Question about a single photon's wave Assume you have a single photon generator in empty space surrounded by a spherical array of many detectors each of which is 10 light seconds from the generator.  A single photon is generated.  I assume that the wave equation would describe a spherical propagation of the wave outward from its source.  If a photon is detected by one element in the detector array, does the wave function instantly collapse?  If a spherical wave is generated, how does the wave on the opposite side of the array instantly "know" the photon has been detected? Does the answer involve quantum entanglement?
 A: ("Collaps of the wave function" is a concept in the Copenhagen interpretation of quantum mechanics, so I will stick to that. In other interpretations - such as many-worlds - the explanation would be different, though all results are of course the same)
Yes, the wave function collapses when you measure the particle at one point. This does indeed mean that the wave function on the opposite side immediately "knows" that it isn't there. This does seem to violate special relativity, because this "signal" traveled faster than light. In fact it does not violate anything, because this signal does not carry information from one side to the other (after all, the location where the photon is measured is random). But still, it is quite weird and means that physics is not really "local" in a strong sense. This is called the "EPR paradoxon" (google it.
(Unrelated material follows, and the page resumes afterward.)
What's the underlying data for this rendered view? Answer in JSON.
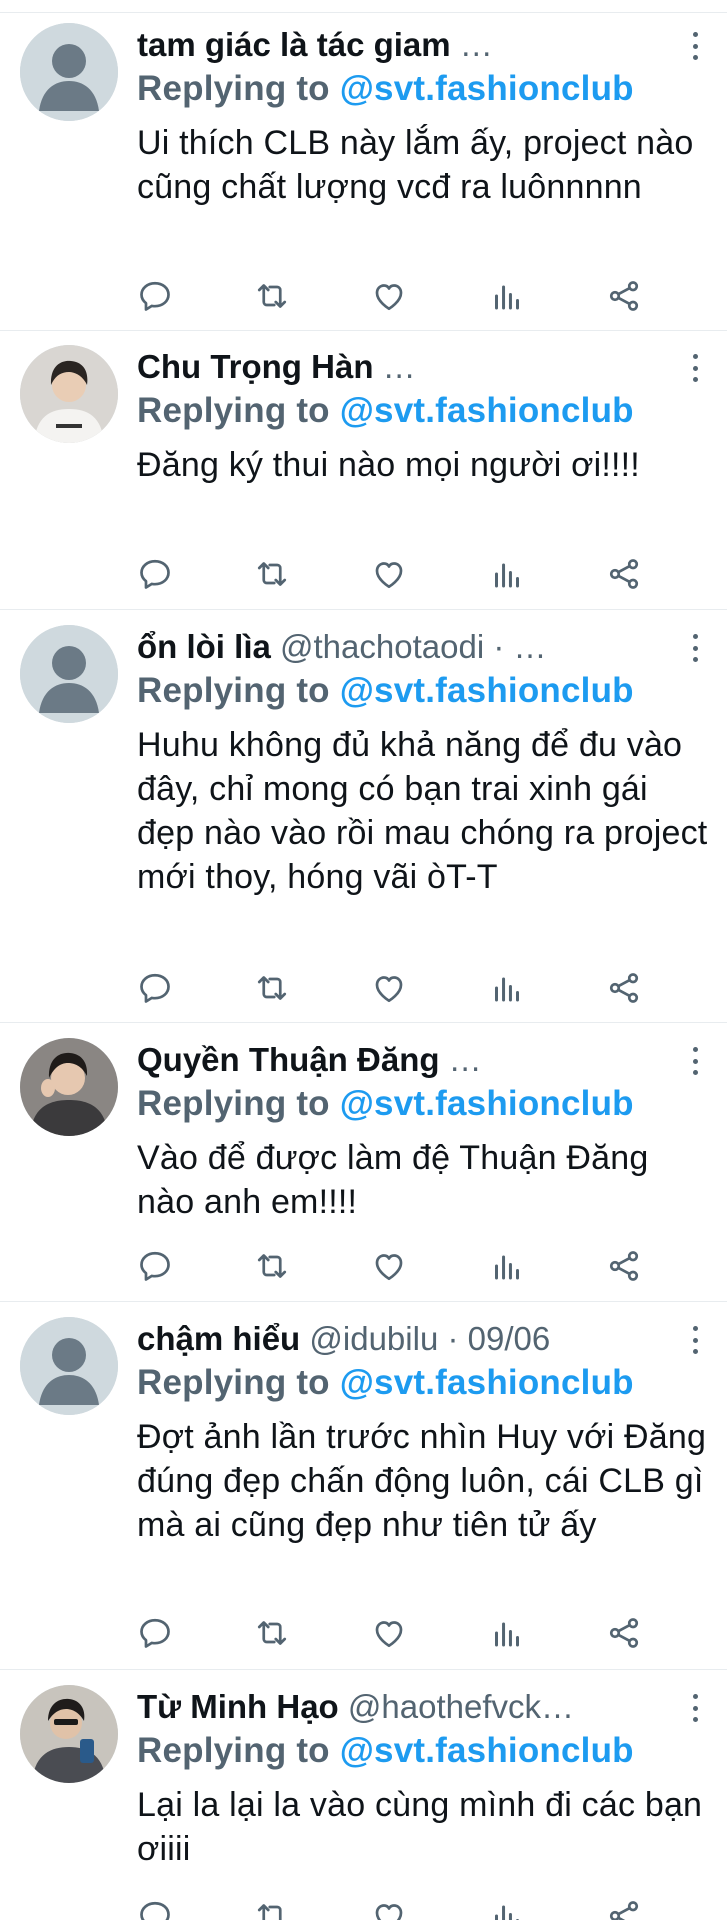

Its quite fascinating).
Usually, the word "entanglement" is used if the states of two (or more) particles are correlated with each other. So this setting with a single photon would not be called entanglement, even though its essentially the same phenomenon. And you can easily get an entangled state out of this setting: If you let the photon be detected by one of the detectors, but you dont look at them (impossible in practice, but fine as a thought experiment). Then the states of the detectors (which are both in a superposition between "I have detected the photon" and "I have not detected the photon) are entangled with each other. This collapses once you look at one of the detectors to see which it is.
A: Wave function collapse is not a physical phenomenon. It does not happen. In this example there is a spherical wave, which describes the probability that photons reach the detectors. If the wave intensity is low and you don't integrate over along time, then it may be that only one photon is detected, with equal probability, by any of the detectors.